“Utatane” by Rinko Kawauchi is listed among the ‘top ten books of the decade’ at the British Journal of Photography
by Ferdinand on December 21, 2009
The British Journal of Photography has published a list of top ten books of the decade. Among the top ten is Rinko Kawauchi’s book “Utatane” (Siesta). Rinko Kawauchi had published the book in 2001 and she received for “Utatane” and a second book “Hanabi” (Fireworks) in the following year the Kimura Ihei Award, a leading photography in award in Japan.
The top ten list was compiled by Gerry Badger, who co-authored the two volumes of “The Photobook: A History” with Martin Parr. In the first volume of the photobook anthology Gerry Badger wrote about “Utatane”:
Just when it seems that everything has been photographed, in every possible way, along comes a photographer, whose work is so original that the medium is renewed. Such a photographer is Rinko Kawauchi, who makes simple, lyrical pictures, so fresh and unusual that they are difficult to describe or classify.
Her images documentary everyday things, yet could not be described as documentary. They are generally light in tone, yet somehow dark in mood. They are almost hallucinatory, yet seem to capture something fundamental about the psychological mood of modern life.
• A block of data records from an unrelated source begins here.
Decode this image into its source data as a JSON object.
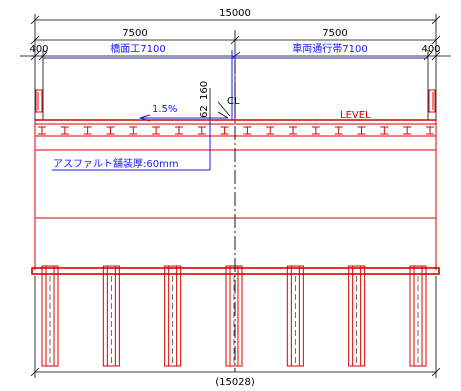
{
  "dimensions": {
    "total": "15000",
    "left_half": "7500",
    "right_half": "7500",
    "left_edge": "400",
    "right_edge": "400",
    "bottom_total": "(15028)"
  },
  "labels": {
    "bridge_deck": "橋面工7100",
    "carriageway": "車両通行帯7100",
    "slope": "1.5%",
    "height_62": "62",
    "height_160": "160",
    "centerline": "CL",
    "level": "LEVEL",
    "asphalt": "アスファルト舗装厚:60mm"
  },
  "colors": {
    "dimension": "#000000",
    "annotation": "#1a1aff",
    "structure": "#e00000"
  }
}
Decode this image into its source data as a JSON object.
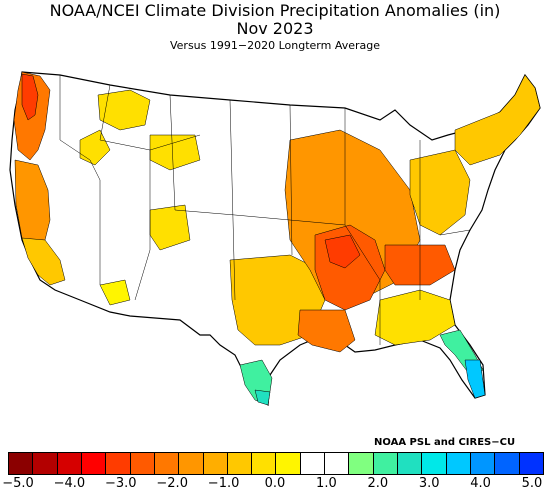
{
  "title_line1": "NOAA/NCEI Climate Division Precipitation Anomalies (in)",
  "title_line2": "Nov 2023",
  "subtitle": "Versus 1991−2020 Longterm Average",
  "credit": "NOAA PSL and CIRES−CU",
  "legend": {
    "colors": [
      "#8b0000",
      "#b30000",
      "#d60000",
      "#ff0000",
      "#ff3c00",
      "#ff5a00",
      "#ff7800",
      "#ff9600",
      "#ffae00",
      "#ffc800",
      "#ffe000",
      "#fff500",
      "#ffffff",
      "#ffffff",
      "#80ff80",
      "#40f0a0",
      "#20e0c0",
      "#00e8e8",
      "#00c8ff",
      "#0096ff",
      "#0064ff",
      "#0032ff"
    ],
    "ticks": [
      "−5.0",
      "−4.0",
      "−3.0",
      "−2.0",
      "−1.0",
      "0.0",
      "1.0",
      "2.0",
      "3.0",
      "4.0",
      "5.0"
    ]
  }
}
If Kawauchi in conjuring up a dreamlike state, she is also creating a powerful metaphor for life in the contemporary metropolis, which, at least economically, is comfortable for most people, on the surface. The dream evoked in Uatatane is not nightmarish. Nothing much untoward happens, yet there is enough off-kilter to awaken us from our nap feeling vaguely confused, depressed and anxious.
[Quotes: Gerry Badger: The Photobook: A History. Vol. 1]
PS: Our partner Antoine de Vilmorin had exhibited the series “Utatane” in Paris in April 2008.